JA : Excellente question qui fait aussi débat ^^ Je pense qu’un DevOps qui fait bien son travail et donc va vouloir mettre en place de la sécurité aura potentiellement du mal à atteindre le niveau attendu. Il faut ajouter des choses. On peut comparer avec Linux où il y a un noyau avec des éléments qui gravitent autour : DevOps est le socle et la sécurité vient se greffer par-dessus à chaque étape.
Dans le DevOps, il y a des piliers sur lesquels tout le monde est d’accord, les CALMS pour Culture, Automatisation, Lean, Mesure et Partage. Et dans la culture, il faut intégrer la sécurité, dans le Lean aussi, l’automatisation aussi… La sécurité permet d’exacerber certains aspects qui méritent un traitement plus approfondi.
Quelqu’un qui est DevOps aura du mal à aller au bout de toutes ces démarches car cela demande de la transmission et des connaissances que tout le monde n’a pas. Mais c’est facile à acquérir quand on a envie et c’est ce que j’essaie de démontrer dans le livre. On peut passer de DevOps à DevSecOps sans avoir fait 5 ans d’études en sécurité !
JA : Par exemple. Les pratiques de développement doivent aussi être changées pour qu’elles soient sécurisées. Et le SDLC qui est une méthode particulière de construction du logiciel doit s’imprégner de sécurité, ce que l’on nomme SSDLC.

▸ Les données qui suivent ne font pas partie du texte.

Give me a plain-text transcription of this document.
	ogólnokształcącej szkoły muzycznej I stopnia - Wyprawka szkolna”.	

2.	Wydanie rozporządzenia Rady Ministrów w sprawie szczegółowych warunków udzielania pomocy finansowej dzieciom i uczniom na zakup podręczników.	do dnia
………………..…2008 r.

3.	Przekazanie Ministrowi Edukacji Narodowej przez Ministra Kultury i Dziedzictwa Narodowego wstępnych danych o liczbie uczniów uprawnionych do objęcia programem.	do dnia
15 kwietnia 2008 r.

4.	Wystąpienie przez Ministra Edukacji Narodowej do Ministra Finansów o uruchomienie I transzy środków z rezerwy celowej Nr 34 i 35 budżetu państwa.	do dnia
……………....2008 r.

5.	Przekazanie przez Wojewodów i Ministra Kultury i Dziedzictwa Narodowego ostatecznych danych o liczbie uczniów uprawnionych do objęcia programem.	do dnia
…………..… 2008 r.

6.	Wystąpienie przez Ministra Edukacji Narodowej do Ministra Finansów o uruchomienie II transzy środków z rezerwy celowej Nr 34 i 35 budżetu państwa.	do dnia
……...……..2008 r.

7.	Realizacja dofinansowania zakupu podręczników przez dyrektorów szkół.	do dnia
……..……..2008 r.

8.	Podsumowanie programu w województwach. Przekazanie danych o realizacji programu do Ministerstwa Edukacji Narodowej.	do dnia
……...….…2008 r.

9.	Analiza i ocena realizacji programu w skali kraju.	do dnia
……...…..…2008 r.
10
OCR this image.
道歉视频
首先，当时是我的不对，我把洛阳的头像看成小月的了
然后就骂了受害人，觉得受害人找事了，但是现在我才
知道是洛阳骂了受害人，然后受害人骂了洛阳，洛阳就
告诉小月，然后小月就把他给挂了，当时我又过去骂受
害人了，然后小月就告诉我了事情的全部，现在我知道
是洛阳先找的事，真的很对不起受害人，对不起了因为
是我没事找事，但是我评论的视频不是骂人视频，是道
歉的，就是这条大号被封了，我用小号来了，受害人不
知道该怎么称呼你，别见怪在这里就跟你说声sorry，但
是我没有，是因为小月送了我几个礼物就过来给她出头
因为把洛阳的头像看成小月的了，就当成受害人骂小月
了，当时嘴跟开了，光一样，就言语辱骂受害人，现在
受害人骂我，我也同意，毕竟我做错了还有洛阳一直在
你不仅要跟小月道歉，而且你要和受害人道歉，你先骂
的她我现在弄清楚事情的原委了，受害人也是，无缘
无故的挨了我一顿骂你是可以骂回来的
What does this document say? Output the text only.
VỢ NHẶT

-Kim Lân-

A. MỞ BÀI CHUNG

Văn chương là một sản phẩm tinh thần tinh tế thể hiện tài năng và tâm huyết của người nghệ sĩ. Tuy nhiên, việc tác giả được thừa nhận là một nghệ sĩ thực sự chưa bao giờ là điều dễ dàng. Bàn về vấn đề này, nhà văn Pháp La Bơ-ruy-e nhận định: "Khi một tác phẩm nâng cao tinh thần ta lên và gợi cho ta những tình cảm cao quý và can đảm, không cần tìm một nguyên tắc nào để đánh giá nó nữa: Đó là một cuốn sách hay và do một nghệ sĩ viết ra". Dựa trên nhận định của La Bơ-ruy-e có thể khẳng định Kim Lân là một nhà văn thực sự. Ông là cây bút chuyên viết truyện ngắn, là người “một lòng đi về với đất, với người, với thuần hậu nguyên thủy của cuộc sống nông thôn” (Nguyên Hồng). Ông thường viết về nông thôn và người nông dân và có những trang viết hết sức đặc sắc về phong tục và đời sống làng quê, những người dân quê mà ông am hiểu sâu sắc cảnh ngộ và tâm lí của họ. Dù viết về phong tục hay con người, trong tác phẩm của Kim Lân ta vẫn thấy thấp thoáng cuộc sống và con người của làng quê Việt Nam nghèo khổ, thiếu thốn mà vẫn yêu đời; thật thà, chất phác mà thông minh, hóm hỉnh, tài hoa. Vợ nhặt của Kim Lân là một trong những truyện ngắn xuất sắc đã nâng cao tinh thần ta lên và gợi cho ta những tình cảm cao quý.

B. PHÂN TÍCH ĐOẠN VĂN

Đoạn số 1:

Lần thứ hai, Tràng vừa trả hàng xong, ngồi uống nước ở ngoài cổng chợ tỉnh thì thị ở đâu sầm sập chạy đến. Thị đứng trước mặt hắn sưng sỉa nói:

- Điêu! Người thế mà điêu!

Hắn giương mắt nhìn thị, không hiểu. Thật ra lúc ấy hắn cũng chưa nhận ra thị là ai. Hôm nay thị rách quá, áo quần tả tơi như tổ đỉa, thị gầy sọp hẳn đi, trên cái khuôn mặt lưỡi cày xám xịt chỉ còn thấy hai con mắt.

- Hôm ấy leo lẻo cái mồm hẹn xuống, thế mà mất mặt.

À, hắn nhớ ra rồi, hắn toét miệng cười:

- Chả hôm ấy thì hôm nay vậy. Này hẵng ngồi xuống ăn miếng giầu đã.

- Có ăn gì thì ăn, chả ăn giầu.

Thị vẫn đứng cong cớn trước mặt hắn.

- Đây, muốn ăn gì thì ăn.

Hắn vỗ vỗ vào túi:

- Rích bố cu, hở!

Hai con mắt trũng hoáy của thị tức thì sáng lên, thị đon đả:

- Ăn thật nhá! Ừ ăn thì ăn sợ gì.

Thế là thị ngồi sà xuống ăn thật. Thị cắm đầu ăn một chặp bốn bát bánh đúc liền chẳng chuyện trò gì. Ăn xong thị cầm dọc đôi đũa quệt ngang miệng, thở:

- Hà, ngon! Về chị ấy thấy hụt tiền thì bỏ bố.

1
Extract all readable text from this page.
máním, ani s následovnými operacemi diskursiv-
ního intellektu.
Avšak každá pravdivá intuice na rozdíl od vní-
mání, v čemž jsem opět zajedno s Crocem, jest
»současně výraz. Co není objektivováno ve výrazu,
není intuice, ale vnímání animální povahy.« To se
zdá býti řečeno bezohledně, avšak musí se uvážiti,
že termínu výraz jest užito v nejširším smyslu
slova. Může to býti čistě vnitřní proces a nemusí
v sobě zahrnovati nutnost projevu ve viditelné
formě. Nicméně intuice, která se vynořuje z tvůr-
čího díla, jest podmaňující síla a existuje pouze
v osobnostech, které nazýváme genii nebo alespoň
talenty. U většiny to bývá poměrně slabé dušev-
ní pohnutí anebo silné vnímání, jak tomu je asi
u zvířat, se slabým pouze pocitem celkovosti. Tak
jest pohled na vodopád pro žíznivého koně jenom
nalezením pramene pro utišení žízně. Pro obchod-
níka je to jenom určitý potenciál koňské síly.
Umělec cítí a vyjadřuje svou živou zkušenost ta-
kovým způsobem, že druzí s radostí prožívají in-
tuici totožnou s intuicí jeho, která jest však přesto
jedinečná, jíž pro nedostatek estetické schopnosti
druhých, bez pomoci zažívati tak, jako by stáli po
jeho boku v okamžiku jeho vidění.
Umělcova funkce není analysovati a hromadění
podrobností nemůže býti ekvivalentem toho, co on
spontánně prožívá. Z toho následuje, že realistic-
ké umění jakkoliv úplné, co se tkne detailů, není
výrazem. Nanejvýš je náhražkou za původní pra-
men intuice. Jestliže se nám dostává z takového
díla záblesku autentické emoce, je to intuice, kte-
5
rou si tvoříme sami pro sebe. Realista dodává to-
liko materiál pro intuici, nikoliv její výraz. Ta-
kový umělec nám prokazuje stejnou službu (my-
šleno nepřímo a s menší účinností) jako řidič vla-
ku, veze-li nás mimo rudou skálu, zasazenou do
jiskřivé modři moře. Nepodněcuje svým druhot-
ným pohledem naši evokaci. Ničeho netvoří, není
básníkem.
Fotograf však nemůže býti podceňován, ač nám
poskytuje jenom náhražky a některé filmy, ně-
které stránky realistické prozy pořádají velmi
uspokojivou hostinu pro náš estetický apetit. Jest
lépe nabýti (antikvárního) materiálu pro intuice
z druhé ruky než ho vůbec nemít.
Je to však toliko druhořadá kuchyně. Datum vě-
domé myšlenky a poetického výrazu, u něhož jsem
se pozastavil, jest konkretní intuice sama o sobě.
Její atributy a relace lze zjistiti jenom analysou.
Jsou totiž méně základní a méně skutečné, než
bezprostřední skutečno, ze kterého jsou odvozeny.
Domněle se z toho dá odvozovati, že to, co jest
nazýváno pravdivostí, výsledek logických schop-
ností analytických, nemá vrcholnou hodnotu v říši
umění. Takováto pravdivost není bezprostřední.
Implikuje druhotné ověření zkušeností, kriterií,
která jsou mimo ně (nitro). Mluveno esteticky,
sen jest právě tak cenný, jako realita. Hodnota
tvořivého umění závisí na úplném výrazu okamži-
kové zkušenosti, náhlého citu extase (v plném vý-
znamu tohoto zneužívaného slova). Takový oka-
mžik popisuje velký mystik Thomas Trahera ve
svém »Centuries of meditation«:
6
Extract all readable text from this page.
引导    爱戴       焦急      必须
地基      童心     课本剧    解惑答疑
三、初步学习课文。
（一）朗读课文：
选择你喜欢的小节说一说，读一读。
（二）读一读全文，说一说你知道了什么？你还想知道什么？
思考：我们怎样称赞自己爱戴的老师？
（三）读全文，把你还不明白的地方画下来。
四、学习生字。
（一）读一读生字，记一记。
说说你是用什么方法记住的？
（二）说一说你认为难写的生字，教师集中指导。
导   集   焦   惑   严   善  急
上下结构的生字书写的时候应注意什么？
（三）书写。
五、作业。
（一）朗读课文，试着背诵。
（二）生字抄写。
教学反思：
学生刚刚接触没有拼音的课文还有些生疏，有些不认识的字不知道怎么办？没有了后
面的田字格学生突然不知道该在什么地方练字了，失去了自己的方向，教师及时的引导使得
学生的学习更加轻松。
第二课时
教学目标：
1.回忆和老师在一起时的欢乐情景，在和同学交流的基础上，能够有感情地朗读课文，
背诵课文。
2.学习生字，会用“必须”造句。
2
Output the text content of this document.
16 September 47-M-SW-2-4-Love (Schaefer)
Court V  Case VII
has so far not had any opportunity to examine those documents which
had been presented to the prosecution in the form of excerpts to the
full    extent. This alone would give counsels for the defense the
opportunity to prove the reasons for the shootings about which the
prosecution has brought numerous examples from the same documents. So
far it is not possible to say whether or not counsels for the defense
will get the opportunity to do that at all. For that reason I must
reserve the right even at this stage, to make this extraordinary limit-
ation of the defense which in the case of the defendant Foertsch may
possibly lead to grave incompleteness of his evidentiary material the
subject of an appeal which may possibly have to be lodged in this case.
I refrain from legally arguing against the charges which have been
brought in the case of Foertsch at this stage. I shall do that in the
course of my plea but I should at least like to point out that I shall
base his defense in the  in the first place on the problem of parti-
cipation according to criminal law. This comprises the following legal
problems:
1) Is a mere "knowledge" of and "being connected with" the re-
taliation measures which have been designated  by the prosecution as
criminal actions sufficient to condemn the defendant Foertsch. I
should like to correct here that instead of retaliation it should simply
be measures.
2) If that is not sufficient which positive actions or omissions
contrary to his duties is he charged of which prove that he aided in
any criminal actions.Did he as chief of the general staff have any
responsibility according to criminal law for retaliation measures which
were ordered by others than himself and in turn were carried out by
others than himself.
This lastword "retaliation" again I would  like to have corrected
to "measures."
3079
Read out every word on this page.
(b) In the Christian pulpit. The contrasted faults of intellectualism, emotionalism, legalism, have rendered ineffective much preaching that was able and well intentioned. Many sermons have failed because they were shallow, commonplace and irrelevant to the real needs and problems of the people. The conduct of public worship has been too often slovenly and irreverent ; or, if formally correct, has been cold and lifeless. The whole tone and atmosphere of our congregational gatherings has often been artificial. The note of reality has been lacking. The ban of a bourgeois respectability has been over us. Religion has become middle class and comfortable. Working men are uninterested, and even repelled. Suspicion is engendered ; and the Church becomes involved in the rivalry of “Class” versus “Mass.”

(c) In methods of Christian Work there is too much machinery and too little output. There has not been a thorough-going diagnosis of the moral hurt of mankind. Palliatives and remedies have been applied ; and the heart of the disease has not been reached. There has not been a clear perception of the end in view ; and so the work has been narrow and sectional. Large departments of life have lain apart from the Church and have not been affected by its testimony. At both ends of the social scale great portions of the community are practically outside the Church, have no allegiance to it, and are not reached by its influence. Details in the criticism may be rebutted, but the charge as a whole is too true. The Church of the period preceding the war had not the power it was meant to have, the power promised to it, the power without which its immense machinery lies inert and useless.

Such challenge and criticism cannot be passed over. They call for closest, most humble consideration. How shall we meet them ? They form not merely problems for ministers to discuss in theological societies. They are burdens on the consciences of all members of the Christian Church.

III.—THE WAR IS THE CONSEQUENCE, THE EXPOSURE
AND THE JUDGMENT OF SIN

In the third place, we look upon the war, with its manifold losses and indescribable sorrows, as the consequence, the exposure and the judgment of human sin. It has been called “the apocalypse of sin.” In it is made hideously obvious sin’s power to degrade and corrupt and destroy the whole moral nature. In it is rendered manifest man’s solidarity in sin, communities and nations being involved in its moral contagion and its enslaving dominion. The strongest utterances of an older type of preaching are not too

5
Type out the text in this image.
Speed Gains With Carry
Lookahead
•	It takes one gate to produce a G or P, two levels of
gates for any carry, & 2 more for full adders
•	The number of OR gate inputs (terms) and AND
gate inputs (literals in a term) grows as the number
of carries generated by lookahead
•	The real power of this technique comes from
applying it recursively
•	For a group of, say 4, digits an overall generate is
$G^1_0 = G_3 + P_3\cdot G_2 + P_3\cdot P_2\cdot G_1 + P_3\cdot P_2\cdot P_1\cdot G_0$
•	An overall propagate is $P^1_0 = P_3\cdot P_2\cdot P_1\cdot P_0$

De la même manière, sans changer fondamentalement les choses, on injecte de la sécurité partout, plus de matière et de contenus.
Cela a créé un débat car, il faut se dire les choses, rajouter ces étapes fait perdre du temps pendant la phase de développement. Mais cela en fait gagner pour les étapes en aval. Et par rebond, c’est une méthode qui fait gagner de l’argent, en évitant les attaques, et fait monter en compétences et responsabilité les équipes. Des bénéfices donc humains, techniques et économiques, ce n’est pas mal, non ?
Le Security Champion ne doit pas être un recrutement externe
JA : Par expérience, deux choses fonctionnent bien.
La première ne va pas plaire à tout le monde mais cela fonctionne : il faut que cela soit du « top down ». Si l’initiative vient des techs et non du top management, en général, cela n’aboutit jamais. Bien sûr, il y a des exceptions.
À l’inverse, quand ces actions ruissellent du top management aux techs, la plupart du temps c’est plus efficace.
La deuxième chose ce sont les actions parmi lesquelles la diffusion de la culture sécurité va être importante. Et pas que pour les techs, pour toute l’entreprise. Cela peut être par des actions basiques comme celles relatives à la gestion des mots de passe ; ou à la mise en œuvre d’une charte informatique dans l’entreprise.
Ensuite, dans l’idéal, il faudrait une personne, le coach DevSecOps, dont le rôle va être d’aider tout le monde, d’être support. Enfin, il faut des outils qui vont pouvoir faciliter l’adoption de la sécurité par tous les intervenants. Il faut donner envie.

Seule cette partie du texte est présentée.